Cuando Mauro salió de su casa esa mañana, no sospechaba los increíbles acontecimientos ocurridos la noche anterior. Como
siempre, cerró la puerta con dos llaves y fue a buscar el auto para ir a la oficina. Tal vez presintió algo diferente, una atmósfera enrarecida, alguna
cosa que no estaba en su sitio. Pero, al no descubrir de qué podría tratarse, no le prestó mayor atención. Subió al auto y arrancó.

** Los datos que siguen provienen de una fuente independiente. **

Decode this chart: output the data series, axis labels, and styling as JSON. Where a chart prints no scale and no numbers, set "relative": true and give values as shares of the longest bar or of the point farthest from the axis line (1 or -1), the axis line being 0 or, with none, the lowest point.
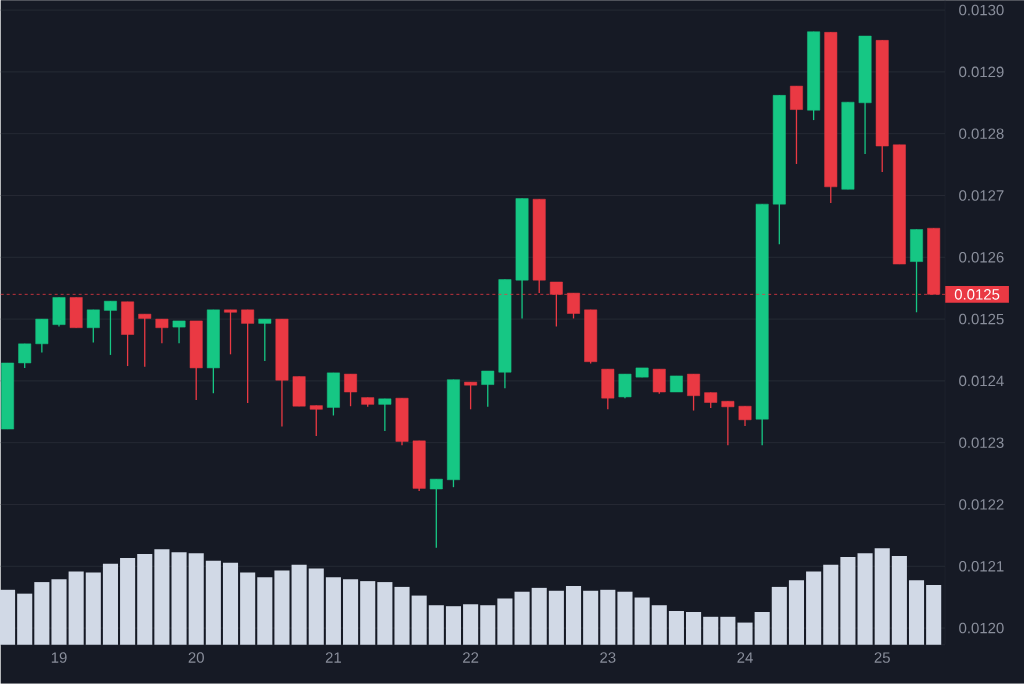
{
  "chart_data": [
    {
      "type": "candlestick",
      "x": [
        18.625,
        18.75,
        18.875,
        19,
        19.125,
        19.25,
        19.375,
        19.5,
        19.625,
        19.75,
        19.875,
        20,
        20.125,
        20.25,
        20.375,
        20.5,
        20.625,
        20.75,
        20.875,
        21,
        21.125,
        21.25,
        21.375,
        21.5,
        21.625,
        21.75,
        21.875,
        22,
        22.125,
        22.25,
        22.375,
        22.5,
        22.625,
        22.75,
        22.875,
        23,
        23.125,
        23.25,
        23.375,
        23.5,
        23.625,
        23.75,
        23.875,
        24,
        24.125,
        24.25,
        24.375,
        24.5,
        24.625,
        24.75,
        24.875,
        25,
        25.125,
        25.25,
        25.375
      ],
      "ohlc": [
        [
          0.012322,
          0.012429,
          0.012322,
          0.012429
        ],
        [
          0.012429,
          0.01246,
          0.012421,
          0.01246
        ],
        [
          0.01246,
          0.0125,
          0.012446,
          0.0125
        ],
        [
          0.012491,
          0.012535,
          0.012488,
          0.012535
        ],
        [
          0.012535,
          0.012535,
          0.012486,
          0.012486
        ],
        [
          0.012486,
          0.012515,
          0.012462,
          0.012515
        ],
        [
          0.012514,
          0.012529,
          0.012442,
          0.012529
        ],
        [
          0.012528,
          0.012528,
          0.012424,
          0.012475
        ],
        [
          0.012508,
          0.012508,
          0.012423,
          0.012501
        ],
        [
          0.0125,
          0.0125,
          0.012461,
          0.012486
        ],
        [
          0.012487,
          0.012497,
          0.012461,
          0.012497
        ],
        [
          0.012497,
          0.012497,
          0.012369,
          0.012421
        ],
        [
          0.012421,
          0.012515,
          0.01238,
          0.012515
        ],
        [
          0.012515,
          0.012515,
          0.012443,
          0.012511
        ],
        [
          0.012515,
          0.012515,
          0.012364,
          0.012493
        ],
        [
          0.012493,
          0.0125,
          0.012432,
          0.0125
        ],
        [
          0.0125,
          0.0125,
          0.012326,
          0.012401
        ],
        [
          0.012407,
          0.012407,
          0.012359,
          0.012359
        ],
        [
          0.01236,
          0.01236,
          0.012311,
          0.012354
        ],
        [
          0.012357,
          0.012413,
          0.012344,
          0.012413
        ],
        [
          0.012411,
          0.012411,
          0.012359,
          0.012382
        ],
        [
          0.012373,
          0.012373,
          0.012358,
          0.012362
        ],
        [
          0.012362,
          0.012371,
          0.012319,
          0.012371
        ],
        [
          0.012372,
          0.012372,
          0.012296,
          0.012302
        ],
        [
          0.012303,
          0.012303,
          0.012222,
          0.012226
        ],
        [
          0.012225,
          0.012241,
          0.01213,
          0.012241
        ],
        [
          0.01224,
          0.012402,
          0.012228,
          0.012402
        ],
        [
          0.012398,
          0.012398,
          0.012354,
          0.012393
        ],
        [
          0.012394,
          0.012416,
          0.012358,
          0.012416
        ],
        [
          0.012414,
          0.012564,
          0.012388,
          0.012564
        ],
        [
          0.012563,
          0.012695,
          0.012501,
          0.012695
        ],
        [
          0.012694,
          0.012694,
          0.012542,
          0.012563
        ],
        [
          0.01256,
          0.01256,
          0.012488,
          0.01254
        ],
        [
          0.012542,
          0.012542,
          0.012501,
          0.012509
        ],
        [
          0.012515,
          0.012515,
          0.012428,
          0.012431
        ],
        [
          0.012419,
          0.012419,
          0.012354,
          0.012372
        ],
        [
          0.012374,
          0.012411,
          0.012372,
          0.012411
        ],
        [
          0.012406,
          0.012421,
          0.012406,
          0.012421
        ],
        [
          0.012419,
          0.012419,
          0.012379,
          0.012382
        ],
        [
          0.012382,
          0.012408,
          0.012382,
          0.012408
        ],
        [
          0.012411,
          0.012411,
          0.012352,
          0.012376
        ],
        [
          0.012381,
          0.012381,
          0.012356,
          0.012365
        ],
        [
          0.012367,
          0.012367,
          0.012296,
          0.012358
        ],
        [
          0.012359,
          0.012359,
          0.012327,
          0.012337
        ],
        [
          0.012338,
          0.012686,
          0.012296,
          0.012686
        ],
        [
          0.012686,
          0.012862,
          0.012621,
          0.012862
        ],
        [
          0.012877,
          0.012877,
          0.012751,
          0.012839
        ],
        [
          0.012838,
          0.012965,
          0.012822,
          0.012965
        ],
        [
          0.012964,
          0.012964,
          0.012688,
          0.012714
        ],
        [
          0.01271,
          0.012851,
          0.01271,
          0.012851
        ],
        [
          0.01285,
          0.012958,
          0.012767,
          0.012958
        ],
        [
          0.012951,
          0.012951,
          0.012738,
          0.01278
        ],
        [
          0.012782,
          0.012782,
          0.012589,
          0.012589
        ],
        [
          0.012593,
          0.012645,
          0.012511,
          0.012645
        ],
        [
          0.012647,
          0.012647,
          0.01254,
          0.01254
        ]
      ],
      "colors": [
        "#16c784",
        "#16c784",
        "#16c784",
        "#16c784",
        "#ea3943",
        "#16c784",
        "#16c784",
        "#ea3943",
        "#ea3943",
        "#ea3943",
        "#16c784",
        "#ea3943",
        "#16c784",
        "#ea3943",
        "#ea3943",
        "#16c784",
        "#ea3943",
        "#ea3943",
        "#ea3943",
        "#16c784",
        "#ea3943",
        "#ea3943",
        "#16c784",
        "#ea3943",
        "#ea3943",
        "#16c784",
        "#16c784",
        "#ea3943",
        "#16c784",
        "#16c784",
        "#16c784",
        "#ea3943",
        "#ea3943",
        "#ea3943",
        "#ea3943",
        "#ea3943",
        "#16c784",
        "#16c784",
        "#ea3943",
        "#16c784",
        "#ea3943",
        "#ea3943",
        "#ea3943",
        "#ea3943",
        "#16c784",
        "#16c784",
        "#ea3943",
        "#16c784",
        "#ea3943",
        "#16c784",
        "#16c784",
        "#ea3943",
        "#ea3943",
        "#16c784",
        "#ea3943"
      ],
      "xlim": [
        18.575,
        25.458
      ],
      "ylim": [
        0.011973,
        0.013016
      ],
      "xticks": [
        19,
        20,
        21,
        22,
        23,
        24,
        25
      ],
      "yticks": [
        {
          "value": 0.012,
          "label": "0.0120"
        },
        0.0121,
        0.0122,
        0.0123,
        0.0124,
        0.0125,
        0.0126,
        0.0127,
        0.0128,
        0.0129,
        {
          "value": 0.013,
          "label": "0.0130"
        }
      ],
      "grid": "y",
      "ref_lines": [
        {
          "axis": "y",
          "value": 0.01254,
          "label": "0.0125",
          "color": "#ea3943",
          "line_style": "dashed"
        }
      ]
    },
    {
      "type": "bar",
      "relative": true,
      "x": [
        18.625,
        18.75,
        18.875,
        19,
        19.125,
        19.25,
        19.375,
        19.5,
        19.625,
        19.75,
        19.875,
        20,
        20.125,
        20.25,
        20.375,
        20.5,
        20.625,
        20.75,
        20.875,
        21,
        21.125,
        21.25,
        21.375,
        21.5,
        21.625,
        21.75,
        21.875,
        22,
        22.125,
        22.25,
        22.375,
        22.5,
        22.625,
        22.75,
        22.875,
        23,
        23.125,
        23.25,
        23.375,
        23.5,
        23.625,
        23.75,
        23.875,
        24,
        24.125,
        24.25,
        24.375,
        24.5,
        24.625,
        24.75,
        24.875,
        25,
        25.125,
        25.25,
        25.375
      ],
      "values": [
        0.57,
        0.53,
        0.65,
        0.68,
        0.76,
        0.75,
        0.84,
        0.9,
        0.94,
        0.99,
        0.96,
        0.95,
        0.87,
        0.85,
        0.75,
        0.7,
        0.77,
        0.83,
        0.79,
        0.7,
        0.68,
        0.66,
        0.65,
        0.6,
        0.51,
        0.41,
        0.4,
        0.42,
        0.41,
        0.48,
        0.55,
        0.59,
        0.56,
        0.61,
        0.56,
        0.57,
        0.55,
        0.49,
        0.41,
        0.35,
        0.34,
        0.29,
        0.29,
        0.23,
        0.34,
        0.6,
        0.67,
        0.76,
        0.83,
        0.91,
        0.95,
        1,
        0.92,
        0.67,
        0.62
      ],
      "color": "#d1d9e6",
      "xlim": [
        18.575,
        25.458
      ]
    }
  ]
}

Algo en el desacostumbrado rugir de su motor le alarmó. ¿Pero qué? No hubiera sido capaz de explicarlo. Anotó mentalmente la
posibilidad de llevar el auto al mecánico, mientras cedía el paso a una joven despampanante en un deportivo rojo. Condujo distraídamente por las calles del
centro, sin poder concretar esa sensación que le iba creciendo en las entrañas. Cuando por fin llegó frente a la estación y vio el tumulto, casi no necesitó
que nadie le dijese lo que había pasado.
Detuvo el coche, descendió y caminó hacia la multitud sin saber muy bien por qué lo hacía. A pesar de estar en el centro, no
escuchaba ningún ruido, tan sólo sus ideas, moviéndose como un torbellino en su cerebro. Estaba como sumido en un sueño del que no podía despertar. Ese marco
de irrealidad le llenaba el corazón de angustia. Sufría y no entendía demasiado bien el motivo. Los cincuenta metros que lo separaban de la estación (¿o deberé
decir de sus presagios?) se le hicieron interminables. Era como si el tiempo no transcurriera, como si el espacio se alargara indefinidamente...
Finalmente, llegó junto a la muchedumbre arracimada, tratando de asomarse por encima del hombro de los otros para vislumbrar el
motivo de tanta expectación, mas su poca estatura se manifestó como un grave inconveniente. Por las voces que estallaban y corrían a su alrededor, se enteró
de que había ocurrido un accidente (pero eso ya lo sabía desde antes, lo había intuido… ¿cuándo? Todo se le arremolinaba en la cabeza) Otros apuntaban
diferentes hipótesis, palabras vacías que pasaban por los oídos de Mauro sin dejar el menor rastro. Algunos, los menos, sólo callaban, espantados.
Misteriosamente, la gente se fue abriendo a su paso. Con una creciente intranquilidad, fue avanzando entre ellos, despacio, como
queriendo retardar al máximo el instante de la revelación. Un hombre corpulento, cuyo rostro reflejaba una dolorida sombra de tristeza, se movió un
paso. En el hueco resultante, Mauro vio, como en funestas instantáneas, el ir y venir de gentes uniformadas, los rostros asombrados a su alrededor, la
ambulancia, el hombre agachado, y la forma inmóvil que se destacaba contra el negro asfalto.
La visión de la mujer lo paralizó. No la conocía. Sin embargo, sabía exactamente lo que iba a sucederle. De pronto, el sueño de la
noche anterior se le hizo trágicamente patente. Lo que no pudo recordar al levantarse, aparecía ahora en imágenes espantosamente claras. Esa mujer asomada
a la terraza de la estación, mirándolo con ojos desesperados, pidiéndole ayuda con gritos silentes, estirando las manos hacia él... Y él, indiferente, frío,
despreocupado, egoísta, negándole su mirada. De pronto, gritos de terror, ella volando en cámara lenta, él contemplándola en silencio sin hacer un solo gesto
para alcanzarla... Y sentarse en la cama con esa sensación de angustia, sin poder recordar nada, nadando en un mar de tristeza infinita y de nuevo
despertarse como dentro de otro sueño. Y otra vez más, como siempre, el despertador, recordándole que había soñado, pero nada más. Regresar a este lado
olfateando la extrañeza del día, pero sin poder decir nada, sin poder hacer nada. Como aquel día en que murió su padre. Verlo allí, pálido, con los ojos
abiertos y esa expresión de terror en su cara (Jamás olvidaría la expresión de su cara), tieso, frío. Y él, allí, viendo fotograma por fotograma todo lo que
había pasado, todo el sueño que había sido incapaz de recordar. Culpándose por no poder cambiar los hechos a pesar de haberlos visto en su inconsciencia
apenas unas horas antes de que ocurrieran.